= Thomas Carroll (Greek Orthodox priest) =

Irish soldier and cleric

Fr. Thomas Carroll is an Irish priest in the Greek Orthodox Church. His parish in Dublin is part of the Greek Orthodox Archdiocese of Thyateira and Great Britain.

==Life==
Thomas Carroll grew up in Co. Tipperary, to a Catholic family, with a strong military tradition, he served in the Irish Armed Forces as part of the UN Mission in Cyprus in the 1960s. Thomas Carroll was accepted into the Orthodox church on Palm Sunday 1986.

He took early retirement in 1996 going on to study Theology, with a view to becoming a Greek Orthodox priest. Fr Oeconomos Thomas Irenaeos Basil Carroll, was ordained a deacon and priest of the Orthodox church, the first Irish born person ordained.
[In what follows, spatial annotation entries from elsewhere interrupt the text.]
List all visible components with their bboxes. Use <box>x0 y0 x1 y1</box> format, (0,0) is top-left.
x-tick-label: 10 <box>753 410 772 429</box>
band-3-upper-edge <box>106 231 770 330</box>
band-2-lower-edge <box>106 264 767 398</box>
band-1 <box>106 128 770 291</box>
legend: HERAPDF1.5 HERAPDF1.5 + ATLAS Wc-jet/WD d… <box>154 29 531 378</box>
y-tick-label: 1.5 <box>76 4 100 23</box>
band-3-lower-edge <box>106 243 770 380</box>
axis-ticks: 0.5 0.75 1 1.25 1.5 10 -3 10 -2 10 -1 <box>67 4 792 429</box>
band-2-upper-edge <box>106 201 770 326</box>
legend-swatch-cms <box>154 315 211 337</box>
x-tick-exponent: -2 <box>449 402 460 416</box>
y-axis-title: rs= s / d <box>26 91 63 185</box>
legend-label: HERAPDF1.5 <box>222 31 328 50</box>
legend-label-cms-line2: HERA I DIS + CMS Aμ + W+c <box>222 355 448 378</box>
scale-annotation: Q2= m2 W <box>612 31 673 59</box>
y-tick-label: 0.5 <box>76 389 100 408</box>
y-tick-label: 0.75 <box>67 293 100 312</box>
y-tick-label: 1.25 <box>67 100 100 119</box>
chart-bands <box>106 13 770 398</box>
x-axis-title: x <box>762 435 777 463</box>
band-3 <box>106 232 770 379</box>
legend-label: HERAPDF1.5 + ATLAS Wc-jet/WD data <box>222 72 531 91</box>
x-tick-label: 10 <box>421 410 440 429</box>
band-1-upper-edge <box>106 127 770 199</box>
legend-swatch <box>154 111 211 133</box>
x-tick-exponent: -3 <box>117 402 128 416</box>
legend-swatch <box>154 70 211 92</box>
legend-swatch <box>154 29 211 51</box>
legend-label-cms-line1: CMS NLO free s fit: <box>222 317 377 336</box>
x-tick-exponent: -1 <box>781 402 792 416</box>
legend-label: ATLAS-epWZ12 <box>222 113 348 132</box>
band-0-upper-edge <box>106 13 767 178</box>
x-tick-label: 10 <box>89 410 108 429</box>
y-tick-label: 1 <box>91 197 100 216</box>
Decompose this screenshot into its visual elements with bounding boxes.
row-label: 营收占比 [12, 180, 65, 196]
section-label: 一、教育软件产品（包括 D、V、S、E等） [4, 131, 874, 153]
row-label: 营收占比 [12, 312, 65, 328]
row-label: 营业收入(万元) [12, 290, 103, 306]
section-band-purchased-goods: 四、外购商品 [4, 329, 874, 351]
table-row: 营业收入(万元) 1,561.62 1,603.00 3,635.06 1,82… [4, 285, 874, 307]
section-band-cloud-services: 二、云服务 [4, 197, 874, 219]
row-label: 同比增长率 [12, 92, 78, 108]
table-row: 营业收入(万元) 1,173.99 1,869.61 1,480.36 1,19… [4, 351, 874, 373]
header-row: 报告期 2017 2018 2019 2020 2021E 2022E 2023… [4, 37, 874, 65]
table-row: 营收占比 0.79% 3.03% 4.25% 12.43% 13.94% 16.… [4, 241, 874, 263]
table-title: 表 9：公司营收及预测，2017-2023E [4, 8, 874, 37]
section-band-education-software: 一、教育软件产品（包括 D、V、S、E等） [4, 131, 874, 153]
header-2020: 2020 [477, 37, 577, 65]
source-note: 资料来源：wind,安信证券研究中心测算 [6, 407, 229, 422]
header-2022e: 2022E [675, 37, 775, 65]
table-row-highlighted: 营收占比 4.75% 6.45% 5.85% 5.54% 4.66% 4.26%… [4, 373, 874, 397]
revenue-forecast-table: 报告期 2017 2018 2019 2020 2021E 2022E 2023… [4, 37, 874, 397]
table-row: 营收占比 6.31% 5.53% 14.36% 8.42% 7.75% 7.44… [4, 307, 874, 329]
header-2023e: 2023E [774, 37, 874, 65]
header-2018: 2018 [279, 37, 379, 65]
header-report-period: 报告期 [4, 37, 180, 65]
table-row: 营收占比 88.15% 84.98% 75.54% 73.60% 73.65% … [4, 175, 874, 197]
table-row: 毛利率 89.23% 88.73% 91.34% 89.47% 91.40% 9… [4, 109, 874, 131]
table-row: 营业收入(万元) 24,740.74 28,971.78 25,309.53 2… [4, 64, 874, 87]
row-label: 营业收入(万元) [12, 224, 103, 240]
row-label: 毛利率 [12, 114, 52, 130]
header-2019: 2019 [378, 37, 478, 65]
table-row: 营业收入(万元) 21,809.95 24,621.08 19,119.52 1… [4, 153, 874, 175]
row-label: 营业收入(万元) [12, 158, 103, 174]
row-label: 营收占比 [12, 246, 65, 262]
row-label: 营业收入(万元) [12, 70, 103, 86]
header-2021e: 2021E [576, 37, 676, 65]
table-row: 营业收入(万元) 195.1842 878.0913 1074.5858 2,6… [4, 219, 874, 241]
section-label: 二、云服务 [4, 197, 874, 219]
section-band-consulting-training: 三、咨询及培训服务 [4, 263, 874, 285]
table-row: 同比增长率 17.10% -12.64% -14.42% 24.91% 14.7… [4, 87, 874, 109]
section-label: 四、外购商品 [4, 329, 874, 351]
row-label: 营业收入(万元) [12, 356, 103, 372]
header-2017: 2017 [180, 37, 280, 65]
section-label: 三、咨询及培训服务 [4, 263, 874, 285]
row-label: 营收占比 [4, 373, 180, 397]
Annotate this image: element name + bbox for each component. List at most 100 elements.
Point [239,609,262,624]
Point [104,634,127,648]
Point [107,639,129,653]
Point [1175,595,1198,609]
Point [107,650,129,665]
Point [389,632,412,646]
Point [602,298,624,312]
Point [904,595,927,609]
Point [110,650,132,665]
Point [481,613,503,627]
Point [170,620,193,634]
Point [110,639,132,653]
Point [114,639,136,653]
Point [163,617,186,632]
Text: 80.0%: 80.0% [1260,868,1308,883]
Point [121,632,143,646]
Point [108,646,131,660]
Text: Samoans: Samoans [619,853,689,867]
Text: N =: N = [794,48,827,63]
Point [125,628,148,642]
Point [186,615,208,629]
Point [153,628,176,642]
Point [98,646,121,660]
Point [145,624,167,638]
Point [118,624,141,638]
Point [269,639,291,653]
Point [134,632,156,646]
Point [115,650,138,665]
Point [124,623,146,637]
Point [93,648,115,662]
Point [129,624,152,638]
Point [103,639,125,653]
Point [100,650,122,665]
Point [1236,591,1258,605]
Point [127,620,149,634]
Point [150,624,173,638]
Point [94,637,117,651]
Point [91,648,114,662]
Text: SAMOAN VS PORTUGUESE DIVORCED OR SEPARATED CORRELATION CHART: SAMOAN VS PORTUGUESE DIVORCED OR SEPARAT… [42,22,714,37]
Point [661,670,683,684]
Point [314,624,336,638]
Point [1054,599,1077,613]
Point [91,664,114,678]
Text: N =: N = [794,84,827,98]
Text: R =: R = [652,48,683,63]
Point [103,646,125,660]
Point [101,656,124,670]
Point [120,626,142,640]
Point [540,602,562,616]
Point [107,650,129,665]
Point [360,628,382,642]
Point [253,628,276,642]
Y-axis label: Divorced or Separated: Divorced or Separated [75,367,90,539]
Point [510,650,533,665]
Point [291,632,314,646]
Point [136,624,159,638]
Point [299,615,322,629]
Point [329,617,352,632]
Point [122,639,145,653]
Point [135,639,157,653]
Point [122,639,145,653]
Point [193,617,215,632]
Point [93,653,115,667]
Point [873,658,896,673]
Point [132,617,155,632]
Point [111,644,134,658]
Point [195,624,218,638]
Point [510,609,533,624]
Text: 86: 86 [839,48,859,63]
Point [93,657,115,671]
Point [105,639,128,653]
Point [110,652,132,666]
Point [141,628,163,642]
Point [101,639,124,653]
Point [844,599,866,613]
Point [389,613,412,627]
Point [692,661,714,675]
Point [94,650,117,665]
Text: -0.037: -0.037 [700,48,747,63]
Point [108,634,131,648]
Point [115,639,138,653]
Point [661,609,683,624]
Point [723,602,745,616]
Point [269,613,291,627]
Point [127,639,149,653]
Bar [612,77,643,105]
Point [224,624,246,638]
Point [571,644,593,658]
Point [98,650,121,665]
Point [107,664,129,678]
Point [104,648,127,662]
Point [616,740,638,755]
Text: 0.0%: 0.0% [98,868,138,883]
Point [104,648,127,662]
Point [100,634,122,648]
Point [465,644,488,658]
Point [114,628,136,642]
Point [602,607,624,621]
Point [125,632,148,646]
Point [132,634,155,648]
He is a graduate of St. Patrick's, Carlow College earning a BA degree in Humanities (Philosophy and Theology). He also holds a post graduate diploma in communications (Kairos/Maynooth) and a master's degree in Theology from the Pontifical University, Maynooth.

Since 2007 Fr Carroll has been responsible for the Church of the Annunciation in Arbour Hill in Dublin. Fr. Carroll represents the Greek Orthodox community at Irish state events such as the 1916 commemorations, world war commemorations etc.. He also represents the Church at the Irish and Dublin Council of Churches. After 17 years as parish priest in 2020 he retired as a full-time priest, but he still serves in the parish supporting the new priest in charge The Very Revd. Protopresbyter Ioannis Pantelides.